Robert Frost: A Homesick Poet Stuck Mid-Atlantic?

On the point of returning to the United States from England, where he had lived from 1912-1915, Robert Frost wrote in a letter to a friend: “England has become half my native land – England the victorious” (“Selected Letters”). This is one of the more outward signs that Frost was facing a sense of physical “in-betweenness” or homesickness at this time, but we can also sense similar feelings – although in a more subtle, interior way – in Frost’s poetry, largely through his illustration of uncertain location, landscape and feeling.
Could reading Frost’s poetry reassure and help us with our own feelings of homesickness and displacement when we’re in similar situations? 

Frost arrived on English soil in September 1912, hoping for a last chance at gaining the literary recognition he had not found in America. Frost was successful: it was in England where he achieved publishing success with the London firm of David Nutt, connected with his first real audience, and enjoyed the supportive atmosphere of English literary society. Frost felt a connection to both America and England, and, as his later poem “A Record Stride” shows, was figuratively caught mid-Atlantic as a result:

I touch my tongue to the shoes now
And unless my sense is at fault,
On one I can taste Atlantic,
On the other Pacific, salt.
One foot in each great ocean
Is a record stride or stretch (21-26).

Although Frost gained ground as a poet during his stay in England, we can say that it led to a displacement of culture, identity and place. Upon returning to America, Frost even wrote, “The first sight of America was very very bad and disposed us to sing Why did I cross the deep?” (“Family Letters”)
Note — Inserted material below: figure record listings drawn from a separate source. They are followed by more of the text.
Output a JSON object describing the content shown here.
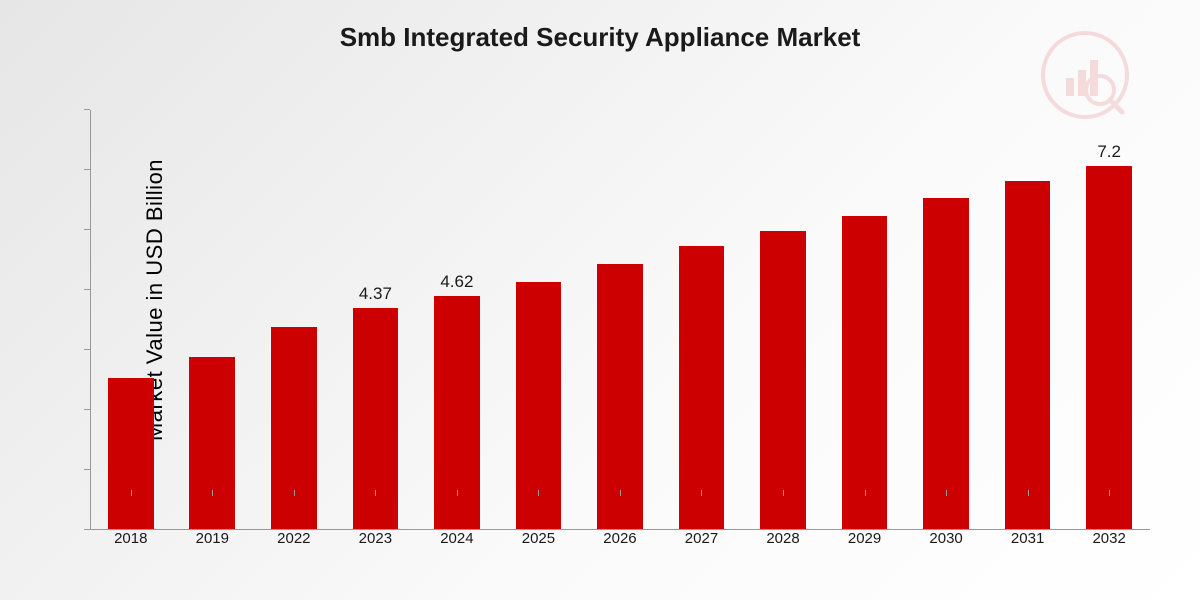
{
  "chart": {
    "type": "bar",
    "title": "Smb Integrated Security Appliance Market",
    "title_fontsize": 26,
    "ylabel": "Market Value in USD Billion",
    "ylabel_fontsize": 22,
    "background_gradient": [
      "#e6e6e6",
      "#fafafa",
      "#ffffff"
    ],
    "axis_color": "#999999",
    "text_color": "#1a1a1a",
    "bar_color": "#cc0000",
    "bar_width_ratio": 0.56,
    "y_max_display": 8.3,
    "tick_fontsize": 15,
    "value_label_fontsize": 17,
    "categories": [
      "2018",
      "2019",
      "2022",
      "2023",
      "2024",
      "2025",
      "2026",
      "2027",
      "2028",
      "2029",
      "2030",
      "2031",
      "2032"
    ],
    "values": [
      3.0,
      3.4,
      4.0,
      4.37,
      4.62,
      4.9,
      5.25,
      5.6,
      5.9,
      6.2,
      6.55,
      6.9,
      7.2
    ],
    "value_labels": [
      "",
      "",
      "",
      "4.37",
      "4.62",
      "",
      "",
      "",
      "",
      "",
      "",
      "",
      "7.2"
    ],
    "y_tick_count": 7,
    "watermark_color": "#cc0000"
  }
}
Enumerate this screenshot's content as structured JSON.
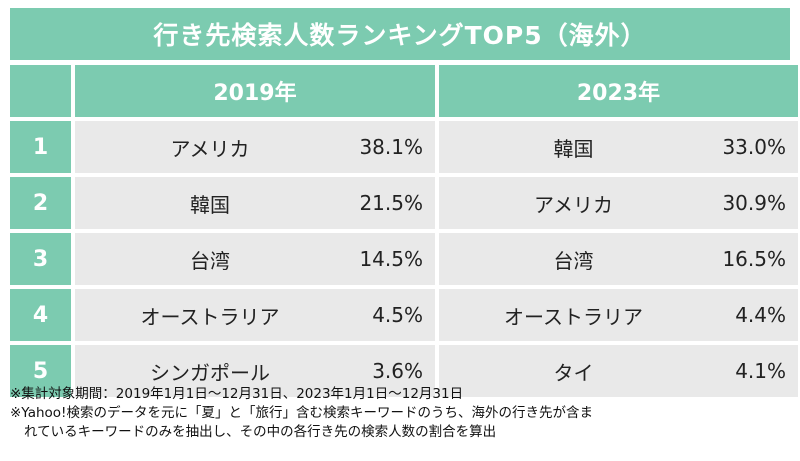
{
  "title": "行き先検索人数ランキングTOP5（海外）",
  "chart_data": {
    "type": "table",
    "columns": [
      "2019年",
      "2023年"
    ],
    "ranks": [
      "1",
      "2",
      "3",
      "4",
      "5"
    ],
    "rows": [
      {
        "y2019_name": "アメリカ",
        "y2019_pct": "38.1%",
        "y2023_name": "韓国",
        "y2023_pct": "33.0%"
      },
      {
        "y2019_name": "韓国",
        "y2019_pct": "21.5%",
        "y2023_name": "アメリカ",
        "y2023_pct": "30.9%"
      },
      {
        "y2019_name": "台湾",
        "y2019_pct": "14.5%",
        "y2023_name": "台湾",
        "y2023_pct": "16.5%"
      },
      {
        "y2019_name": "オーストラリア",
        "y2019_pct": "4.5%",
        "y2023_name": "オーストラリア",
        "y2023_pct": "4.4%"
      },
      {
        "y2019_name": "シンガポール",
        "y2019_pct": "3.6%",
        "y2023_name": "タイ",
        "y2023_pct": "4.1%"
      }
    ]
  },
  "notes": {
    "line1": "※集計対象期間：2019年1月1日〜12月31日、2023年1月1日〜12月31日",
    "line2": "※Yahoo!検索のデータを元に「夏」と「旅行」含む検索キーワードのうち、海外の行き先が含ま",
    "line3": "れているキーワードのみを抽出し、その中の各行き先の検索人数の割合を算出"
  },
  "colors": {
    "header_green": "#7ccbb0",
    "cell_gray": "#e9e9e9"
  }
}
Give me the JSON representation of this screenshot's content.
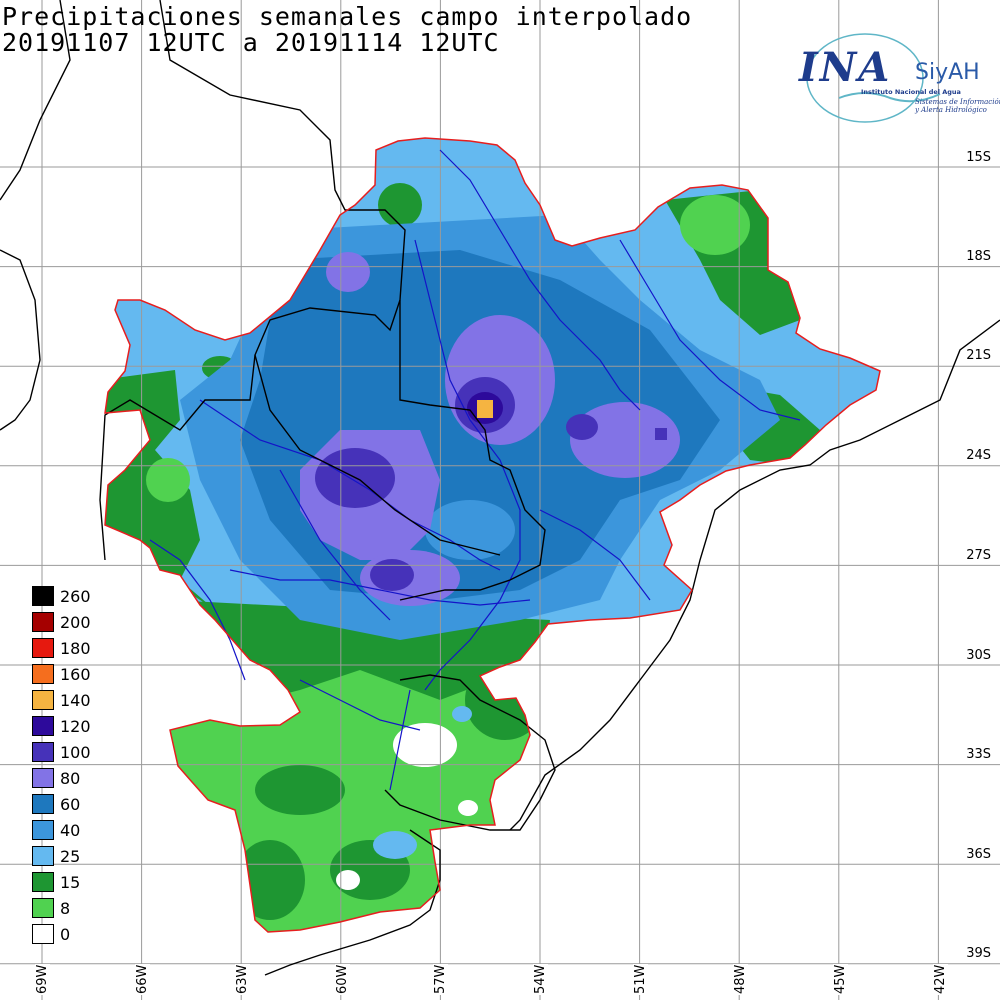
{
  "title": {
    "line1": "Precipitaciones semanales campo interpolado",
    "line2": "20191107 12UTC a 20191114 12UTC"
  },
  "logo": {
    "name": "INA",
    "product": "SiyAH",
    "org": "Instituto Nacional del Agua",
    "tagline1": "Sistemas de Información",
    "tagline2": "y Alerta Hidrológico"
  },
  "lat_labels": [
    "15S",
    "18S",
    "21S",
    "24S",
    "27S",
    "30S",
    "33S",
    "36S",
    "39S"
  ],
  "lon_labels": [
    "69W",
    "66W",
    "63W",
    "60W",
    "57W",
    "54W",
    "51W",
    "48W",
    "45W",
    "42W"
  ],
  "legend": [
    {
      "label": "260",
      "color": "#000000"
    },
    {
      "label": "200",
      "color": "#a50000"
    },
    {
      "label": "180",
      "color": "#e6190f"
    },
    {
      "label": "160",
      "color": "#f56e1e"
    },
    {
      "label": "140",
      "color": "#f5b441"
    },
    {
      "label": "120",
      "color": "#2d0a9b"
    },
    {
      "label": "100",
      "color": "#4632b9"
    },
    {
      "label": "80",
      "color": "#8273e6"
    },
    {
      "label": "60",
      "color": "#1e78be"
    },
    {
      "label": "40",
      "color": "#3c96dc"
    },
    {
      "label": "25",
      "color": "#64b9f0"
    },
    {
      "label": "15",
      "color": "#1e9632"
    },
    {
      "label": "8",
      "color": "#50d250"
    },
    {
      "label": "0",
      "color": "#ffffff"
    }
  ],
  "colors": {
    "basin_border": "#e61e1e",
    "rivers": "#1414c8",
    "borders": "#000000",
    "grid": "#9a9a9a"
  }
}
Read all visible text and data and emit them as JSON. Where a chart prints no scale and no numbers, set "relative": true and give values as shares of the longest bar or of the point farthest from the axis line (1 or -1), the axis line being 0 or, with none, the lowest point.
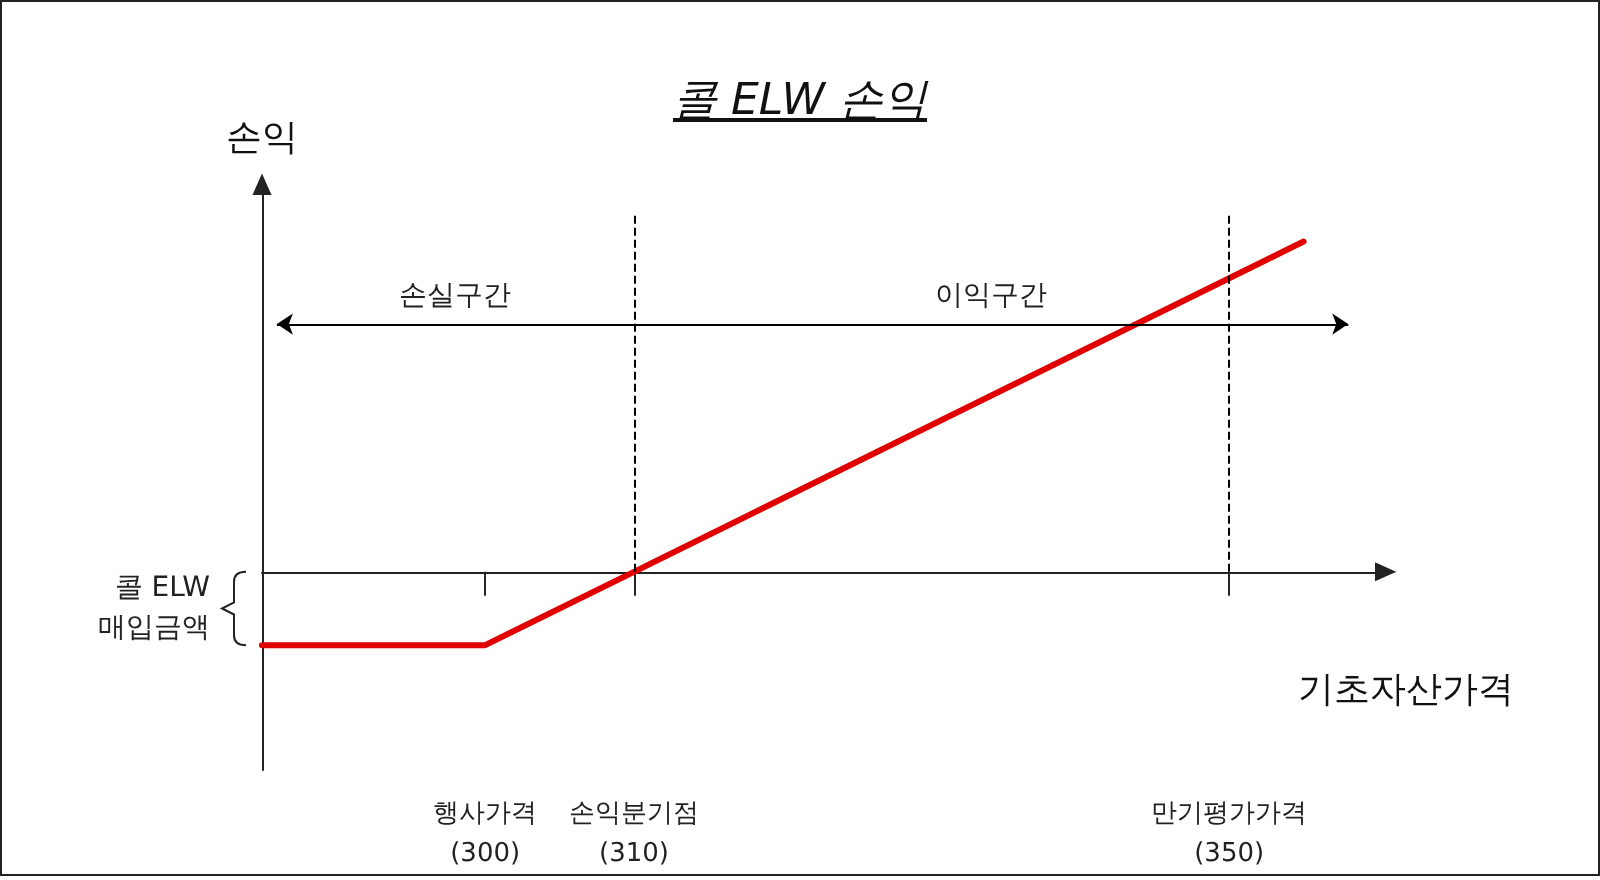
{
  "chart_data": {
    "type": "line",
    "title": "콜 ELW 손익",
    "ylabel": "손익",
    "xlabel": "기초자산가격",
    "relative": true,
    "x": [
      285,
      300,
      310,
      350,
      355
    ],
    "series": [
      {
        "color": "#e00000",
        "values": [
          -0.222,
          -0.222,
          0,
          0.889,
          1
        ]
      }
    ],
    "xlim": [
      285,
      360
    ],
    "xticks": [
      {
        "value": 300,
        "label": "행사가격\n(300)"
      },
      {
        "value": 310,
        "label": "손익분기점\n(310)"
      },
      {
        "value": 350,
        "label": "만기평가가격\n(350)"
      }
    ],
    "ref_lines": [
      {
        "axis": "x",
        "value": 310,
        "line_style": "dashed",
        "color": "#000000"
      },
      {
        "axis": "x",
        "value": 350,
        "line_style": "dashed",
        "color": "#000000"
      }
    ],
    "annotations": [
      "손실구간",
      "이익구간",
      "콜 ELW\n매입금액"
    ],
    "grid": false,
    "marker": "none",
    "line_style": "solid"
  }
}
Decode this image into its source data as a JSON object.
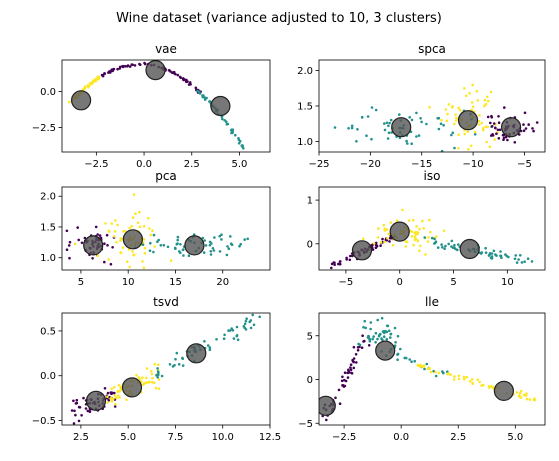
{
  "figure_title": "Wine dataset (variance adjusted to 10, 3 clusters)",
  "colors": {
    "0": "#440154",
    "1": "#21918c",
    "2": "#fde725",
    "centroid": "#555555"
  },
  "chart_data": [
    {
      "type": "scatter",
      "title": "vae",
      "xlim": [
        -4.3,
        6.6
      ],
      "ylim": [
        -4.2,
        2.2
      ],
      "xticks": [
        -2.5,
        0.0,
        2.5,
        5.0
      ],
      "xtick_labels": [
        "−2.5",
        "0.0",
        "2.5",
        "5.0"
      ],
      "yticks": [
        -2.5,
        0.0
      ],
      "ytick_labels": [
        "−2.5",
        "0.0"
      ],
      "clusters": [
        {
          "label": 2,
          "shape": "arc",
          "x": [
            -3.9,
            -2.3
          ],
          "seed": 11,
          "n": 45
        },
        {
          "label": 0,
          "shape": "arc",
          "x": [
            -2.3,
            3.0
          ],
          "seed": 12,
          "n": 75
        },
        {
          "label": 1,
          "shape": "arc",
          "x": [
            2.8,
            6.0
          ],
          "seed": 13,
          "n": 60
        }
      ],
      "curve": {
        "a": -0.2,
        "peak_x": -0.2,
        "peak_y": 1.9
      },
      "centroids": [
        {
          "x": -3.3,
          "y": -0.6
        },
        {
          "x": 0.6,
          "y": 1.5
        },
        {
          "x": 4.0,
          "y": -1.0
        }
      ]
    },
    {
      "type": "scatter",
      "title": "spca",
      "xlim": [
        -25,
        -3
      ],
      "ylim": [
        0.85,
        2.15
      ],
      "xticks": [
        -25,
        -20,
        -15,
        -10,
        -5
      ],
      "xtick_labels": [
        "−25",
        "−20",
        "−15",
        "−10",
        "−5"
      ],
      "yticks": [
        1.0,
        1.5,
        2.0
      ],
      "ytick_labels": [
        "1.0",
        "1.5",
        "2.0"
      ],
      "clusters": [
        {
          "label": 1,
          "shape": "blob",
          "cx": -17,
          "cy": 1.2,
          "sx": 3.5,
          "sy": 0.12,
          "seed": 21,
          "n": 60
        },
        {
          "label": 2,
          "shape": "blob",
          "cx": -10.5,
          "cy": 1.3,
          "sx": 1.4,
          "sy": 0.22,
          "seed": 22,
          "n": 65
        },
        {
          "label": 0,
          "shape": "blob",
          "cx": -6.3,
          "cy": 1.2,
          "sx": 1.3,
          "sy": 0.11,
          "seed": 23,
          "n": 55
        }
      ],
      "centroids": [
        {
          "x": -17,
          "y": 1.2
        },
        {
          "x": -10.5,
          "y": 1.3
        },
        {
          "x": -6.3,
          "y": 1.2
        }
      ]
    },
    {
      "type": "scatter",
      "title": "pca",
      "xlim": [
        3,
        25
      ],
      "ylim": [
        0.8,
        2.15
      ],
      "xticks": [
        5,
        10,
        15,
        20
      ],
      "xtick_labels": [
        "5",
        "10",
        "15",
        "20"
      ],
      "yticks": [
        1.0,
        1.5,
        2.0
      ],
      "ytick_labels": [
        "1.0",
        "1.5",
        "2.0"
      ],
      "clusters": [
        {
          "label": 0,
          "shape": "blob",
          "cx": 6.3,
          "cy": 1.2,
          "sx": 1.3,
          "sy": 0.12,
          "seed": 31,
          "n": 55
        },
        {
          "label": 2,
          "shape": "blob",
          "cx": 10.5,
          "cy": 1.3,
          "sx": 1.4,
          "sy": 0.22,
          "seed": 32,
          "n": 65
        },
        {
          "label": 1,
          "shape": "blob",
          "cx": 17,
          "cy": 1.2,
          "sx": 3.5,
          "sy": 0.1,
          "seed": 33,
          "n": 60
        }
      ],
      "centroids": [
        {
          "x": 6.3,
          "y": 1.2
        },
        {
          "x": 10.5,
          "y": 1.3
        },
        {
          "x": 17,
          "y": 1.2
        }
      ]
    },
    {
      "type": "scatter",
      "title": "iso",
      "xlim": [
        -7.5,
        13.5
      ],
      "ylim": [
        -0.6,
        1.3
      ],
      "xticks": [
        -5,
        0,
        5,
        10
      ],
      "xtick_labels": [
        "−5",
        "0",
        "5",
        "10"
      ],
      "yticks": [
        0,
        1
      ],
      "ytick_labels": [
        "0",
        "1"
      ],
      "clusters": [
        {
          "label": 0,
          "shape": "line",
          "x0": -6.5,
          "y0": -0.5,
          "x1": -0.5,
          "y1": 0.15,
          "spread": 0.05,
          "seed": 41,
          "n": 55
        },
        {
          "label": 2,
          "shape": "blob",
          "cx": 0.5,
          "cy": 0.25,
          "sx": 1.6,
          "sy": 0.2,
          "seed": 42,
          "n": 65
        },
        {
          "label": 1,
          "shape": "line",
          "x0": 2.0,
          "y0": 0.1,
          "x1": 12.5,
          "y1": -0.45,
          "spread": 0.06,
          "seed": 43,
          "n": 60
        }
      ],
      "centroids": [
        {
          "x": -3.5,
          "y": -0.15
        },
        {
          "x": 0.0,
          "y": 0.28
        },
        {
          "x": 6.5,
          "y": -0.12
        }
      ]
    },
    {
      "type": "scatter",
      "title": "tsvd",
      "xlim": [
        1.5,
        12.5
      ],
      "ylim": [
        -0.55,
        0.7
      ],
      "xticks": [
        2.5,
        5.0,
        7.5,
        10.0,
        12.5
      ],
      "xtick_labels": [
        "2.5",
        "5.0",
        "7.5",
        "10.0",
        "12.5"
      ],
      "yticks": [
        -0.5,
        0.0,
        0.5
      ],
      "ytick_labels": [
        "−0.5",
        "0.0",
        "0.5"
      ],
      "clusters": [
        {
          "label": 0,
          "shape": "line",
          "x0": 2.0,
          "y0": -0.4,
          "x1": 4.3,
          "y1": -0.2,
          "spread": 0.06,
          "seed": 51,
          "n": 55
        },
        {
          "label": 2,
          "shape": "line",
          "x0": 3.8,
          "y0": -0.25,
          "x1": 6.7,
          "y1": 0.02,
          "spread": 0.07,
          "seed": 52,
          "n": 65
        },
        {
          "label": 1,
          "shape": "line",
          "x0": 6.5,
          "y0": 0.05,
          "x1": 12.0,
          "y1": 0.63,
          "spread": 0.05,
          "seed": 53,
          "n": 60
        }
      ],
      "centroids": [
        {
          "x": 3.3,
          "y": -0.28
        },
        {
          "x": 5.2,
          "y": -0.13
        },
        {
          "x": 8.6,
          "y": 0.25
        }
      ]
    },
    {
      "type": "scatter",
      "title": "lle",
      "xlim": [
        -3.6,
        6.3
      ],
      "ylim": [
        -5.2,
        7.6
      ],
      "xticks": [
        -2.5,
        0.0,
        2.5,
        5.0
      ],
      "xtick_labels": [
        "−2.5",
        "0.0",
        "2.5",
        "5.0"
      ],
      "yticks": [
        -5,
        0,
        5
      ],
      "ytick_labels": [
        "−5",
        "0",
        "5"
      ],
      "clusters": [
        {
          "label": 0,
          "shape": "line",
          "x0": -3.4,
          "y0": -4.8,
          "x1": -1.6,
          "y1": 4.5,
          "spread": 0.25,
          "seed": 61,
          "n": 55
        },
        {
          "label": 1,
          "shape": "blob",
          "cx": -1.0,
          "cy": 4.8,
          "sx": 0.45,
          "sy": 0.9,
          "seed": 62,
          "n": 45
        },
        {
          "label": 1,
          "shape": "line",
          "x0": -0.5,
          "y0": 3.2,
          "x1": 2.0,
          "y1": 0.6,
          "spread": 0.25,
          "seed": 64,
          "n": 20
        },
        {
          "label": 2,
          "shape": "line",
          "x0": 0.5,
          "y0": 1.8,
          "x1": 6.0,
          "y1": -2.4,
          "spread": 0.15,
          "seed": 63,
          "n": 65
        }
      ],
      "centroids": [
        {
          "x": -3.3,
          "y": -3.0
        },
        {
          "x": -0.7,
          "y": 3.3
        },
        {
          "x": 4.5,
          "y": -1.3
        }
      ]
    }
  ]
}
However, a sense of displacement may have influenced Frost’s decision to move to England. Five months before he set sail, Frost wrote “The Wood-Pile”. In this poem, Frost describes a disorientated speaker walking alone through a wood in winter, or through what Robert Pack describes as a “landscape of lostness”:

The view was all in lines
Straight up and down of tall slim trees
Too much alike to mark or name a place by
So as to say for certain I was here
Or somewhere else: I was just far from home (5-9).

Here there is no reassuring sense of place, only the supposedly comforting thought of being “just far from home”. The evocation of “home” implies a place to return to and feel comfortable, yet the speaker is devoid of any certainty and orientation, caught in a landscape of “trees/ too much alike to mark or name a place by”. Will the desire to return home become too strong for the speaker?

Robert Frost and his dog in the US, around 1943. Photograph: Eric Schaal/Time Life Pictures/Getty Images

For Frost, being lost can be crucial in developing the speaker’s ability to discover new thoughts or to ruminate effectively. In “The Wood-Pile”, the speaker interprets with detail the pile of wood in front of him, “piled – and measured, four by four by eight” (24). The abandoned woodpile is in a state of in-betweenness, caught halfway between one state of existence and another. It belongs where it is found because it was made there and never moved, but it does not belong because it has not fulfilled its human purpose. Instead, with a “slow smokeless burning of decay”, it disintegrates slowly, like the “warping” bark of the trees around it (29).

Profoundly divided feelings are introduced at line two of “The Wood-Pile”: “I paused and said, ‘I will turn back from here./ No, I will go on farther” (2-3). Here the speaker confronts the tempting desire to return to his home that is only “just far” away, but resolves to go on into the unknown. However, the quick alternation between decisions undermines the reader’s belief that the speaker will keep to his intentions. I know that I’ve faced similar feelings before, wanting to turn back home when really I should be going forward into the new and unfamiliar.

This tone of uncertain deliberation in “The Wood-Pile” matches the unsuccessful attempts at decision making in “The Sound of the Trees”, particularly between lines 10-11: “They are that that talks of going/But never gets away”. In the last few lines of “The Sound of the Trees”, the speaker makes a resolution to leave, yet it is a decision couched in the vaguest of terms:

I shall set forth for somewhere,/ I shall make the reckless choice/ Some day (19-20).

The speaker appears fixed to a place that he wishes to leave, although he contemplates the possibility of eventually being content where he is as he grows “wiser and older” (13). Uncertainty and the fear of making a “reckless choice” compels the speaker’s feet to “tug at the floor” (15), and the reader cannot help but doubt that he will ever feel truly at home here. Haven’t we all experienced this at some point or another?

Robert Frost’s poetry demonstrates a spatial displacement that can be linked to his own transatlantic journey between 1912-1915. As a result of his stay in England, Frost arguably developed a multi-faceted – or in-between – way of viewing and describing his surroundings, resulting in the prominence of uncertainty in his poetry. Not only do I find this interesting to explore in a literary way, it’s proved so useful to apply to my own life and journeys. While living in Barcelona, Frost’s poetry was a great provider of comfort and reassurance for my own feelings of homesickness.

So, if you’re facing feelings of homesickness, or not feeling at home where you arguably should, why not try settling down with a Robert Frost anthology?